Updates: Inspections

FDARA also makes changes regarding medical device inspections, allowing the FDA to use a risk-based approach for Class II and Class III devices based on the following:

  • Compliance History
  • History of Recalls
  • Inherent Risk of the Device
  • Inspection frequency and history

Additionally, it requires the FDA to establish a uniform process for routine inspections that include pre-announcement of routine inspections, estimation of inspection timeframe, the opportunity for advance communication and records requests, and regular communication during the inspection in regard to inspection status.

On the Communication front, FDARA also includes a new statutory requirement for the FDA to provide feedback to the organization on the firm’s Form 483 corrective actions upon receipt of a timely request. Response to the request must occur within 45 days, however it is important to note that the feedback is nonbinding.

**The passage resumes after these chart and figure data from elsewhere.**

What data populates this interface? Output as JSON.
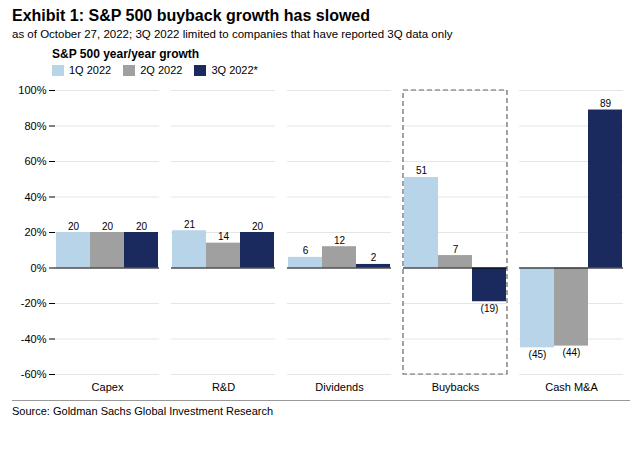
{
  "chart_data": {
    "type": "bar",
    "title": "Exhibit 1: S&P 500 buyback growth has slowed",
    "subtitle": "as of October 27, 2022; 3Q 2022 limited to companies that have reported 3Q data only",
    "source": "Source: Goldman Sachs Global Investment Research",
    "legend_title": "S&P 500 year/year growth",
    "highlight": "Buybacks",
    "categories": [
      "Capex",
      "R&D",
      "Dividends",
      "Buybacks",
      "Cash M&A"
    ],
    "series": [
      {
        "name": "1Q 2022",
        "color": "#b8d4e8",
        "values": [
          20,
          21,
          6,
          51,
          -45
        ],
        "value_labels": [
          "20",
          "21",
          "6",
          "51",
          "(45)"
        ]
      },
      {
        "name": "2Q 2022",
        "color": "#a0a0a0",
        "values": [
          20,
          14,
          12,
          7,
          -44
        ],
        "value_labels": [
          "20",
          "14",
          "12",
          "7",
          "(44)"
        ]
      },
      {
        "name": "3Q 2022*",
        "color": "#1a2a5e",
        "values": [
          20,
          20,
          2,
          -19,
          89
        ],
        "value_labels": [
          "20",
          "20",
          "2",
          "(19)",
          "89"
        ]
      }
    ],
    "ylim": [
      -60,
      100
    ],
    "yticks": [
      {
        "value": -60,
        "label": "-60%"
      },
      {
        "value": -40,
        "label": "-40%"
      },
      {
        "value": -20,
        "label": "-20%"
      },
      {
        "value": 0,
        "label": "0%"
      },
      {
        "value": 20,
        "label": "20%"
      },
      {
        "value": 40,
        "label": "40%"
      },
      {
        "value": 60,
        "label": "60%"
      },
      {
        "value": 80,
        "label": "80%"
      },
      {
        "value": 100,
        "label": "100%"
      }
    ],
    "grid": true,
    "legend": "upper left",
    "data_labels": true
  }
}
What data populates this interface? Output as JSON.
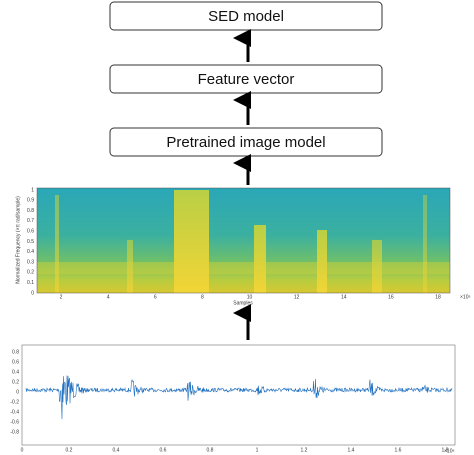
{
  "pipeline": {
    "boxes": [
      "SED model",
      "Feature vector",
      "Pretrained image model"
    ]
  },
  "spectrogram": {
    "y_label": "Normalized Frequency (×π rad/sample)",
    "x_label": "Samples",
    "x_exponent": "×10⁵",
    "x_ticks": [
      2,
      4,
      6,
      8,
      10,
      12,
      14,
      16,
      18
    ],
    "y_ticks": [
      0,
      0.1,
      0.2,
      0.3,
      0.4,
      0.5,
      0.6,
      0.7,
      0.8,
      0.9,
      1
    ]
  },
  "waveform": {
    "x_exponent": "×10⁶",
    "x_ticks": [
      0,
      0.2,
      0.4,
      0.6,
      0.8,
      1,
      1.2,
      1.4,
      1.6,
      1.8
    ],
    "y_ticks": [
      -0.8,
      -0.6,
      -0.4,
      -0.2,
      0,
      0.2,
      0.4,
      0.6,
      0.8
    ]
  }
}
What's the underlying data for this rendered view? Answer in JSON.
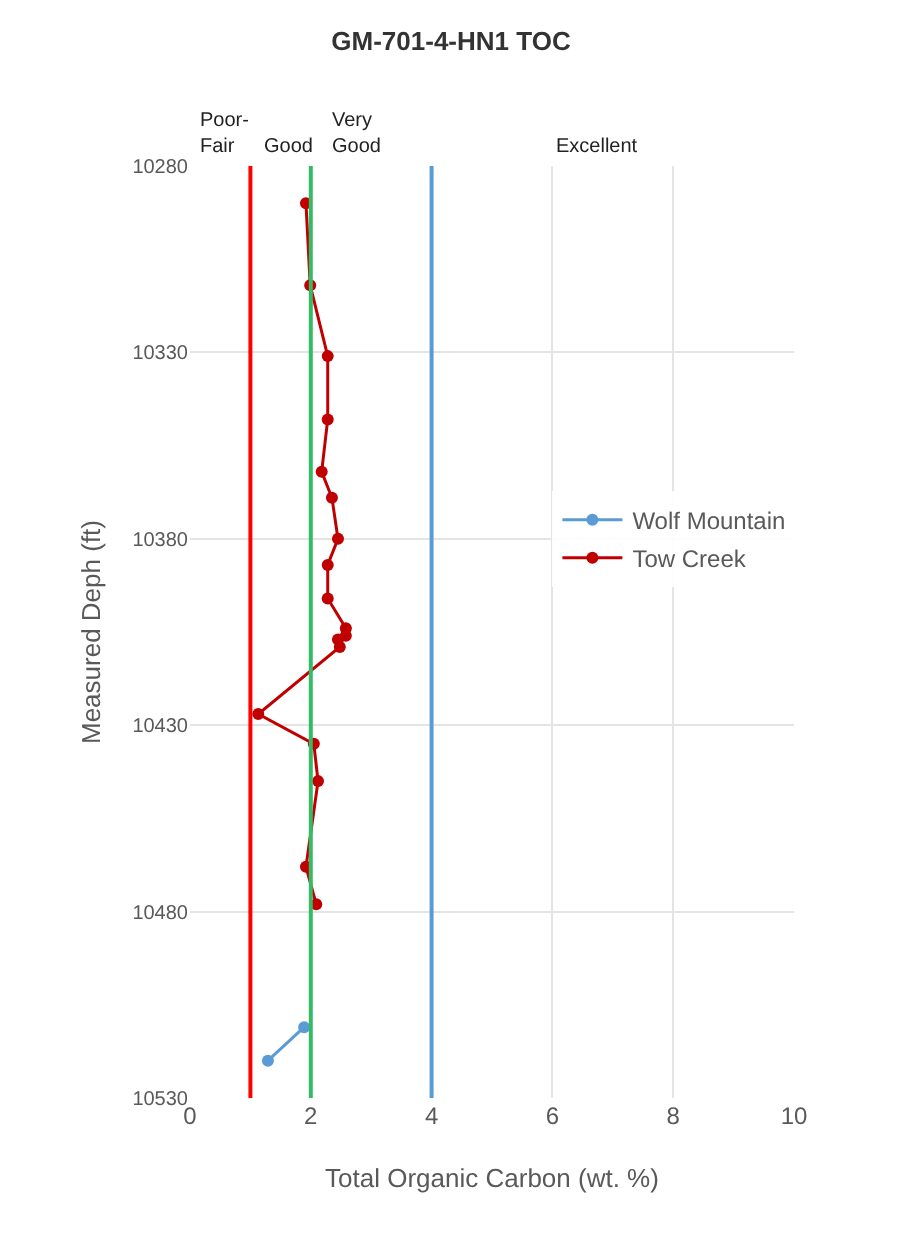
{
  "chart_data": {
    "type": "line",
    "title": "GM-701-4-HN1 TOC",
    "xlabel": "Total Organic Carbon (wt. %)",
    "ylabel": "Measured Deph (ft)",
    "series": [
      {
        "name": "Wolf Mountain",
        "color": "#5b9bd5",
        "x": [
          1.89,
          1.29
        ],
        "values": [
          10511,
          10520
        ]
      },
      {
        "name": "Tow Creek",
        "color": "#c00000",
        "x": [
          1.92,
          1.99,
          2.28,
          2.28,
          2.18,
          2.35,
          2.45,
          2.28,
          2.28,
          2.58,
          2.58,
          2.45,
          2.48,
          1.13,
          2.05,
          2.12,
          1.92,
          2.09
        ],
        "values": [
          10290,
          10312,
          10331,
          10348,
          10362,
          10369,
          10380,
          10387,
          10396,
          10404,
          10406,
          10407,
          10409,
          10427,
          10435,
          10445,
          10468,
          10478
        ]
      }
    ],
    "xlim": [
      0,
      10
    ],
    "xticks": [
      0,
      2,
      4,
      6,
      8,
      10
    ],
    "ylim": [
      10530,
      10280
    ],
    "yticks": [
      10280,
      10330,
      10380,
      10430,
      10480,
      10530
    ],
    "ref_lines": [
      {
        "axis": "x",
        "value": 1,
        "color": "#ff0000"
      },
      {
        "axis": "x",
        "value": 2,
        "color": "#33bb66"
      },
      {
        "axis": "x",
        "value": 4,
        "color": "#5b9bd5"
      }
    ],
    "annotations": [
      "Poor-\nFair",
      "Good",
      "Very\nGood",
      "Excellent"
    ],
    "grid": true,
    "legend": "right",
    "marker": "circle",
    "line_style": "solid"
  }
}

Updates: Industry Guidance

Industry has some new guidance as well from FDARA. For example, if a company refuses, delays, denies, or limits an inspection, its devices will now be deemed ‘adulterated.’ The postponement of the start of an inspection, or denying access to requested documents or personnel for an unreasonable amount of time, can now constitute a delay. The discontinuation of manufacturing, disallowing direct observation and prohibiting photography during inspections without reasonable explanation, will be considered limiting an inspection.

As a whole, FDARA will help the FDA continue to fulfill its important public health mission, to improve public health. The 21st Century Cures Act aids in the achievement of this mission as well as it was designed to help accelerate medical product development and to more quickly and more efficiently bring new innovations and advances to patients who need them.

Florida is Driving the Medical Device Industry Forward

The FDA is working with industry and patients to improve patient access to new and innovative treatments more quickly without compromising quality. By capturing the voice of the patient, industry, regulators, and government, treatments are able to get to market more quickly, thereby improving the lives of the patients that use them. FMMC has actively been involved in this process and will continue to support industry innovation and safety.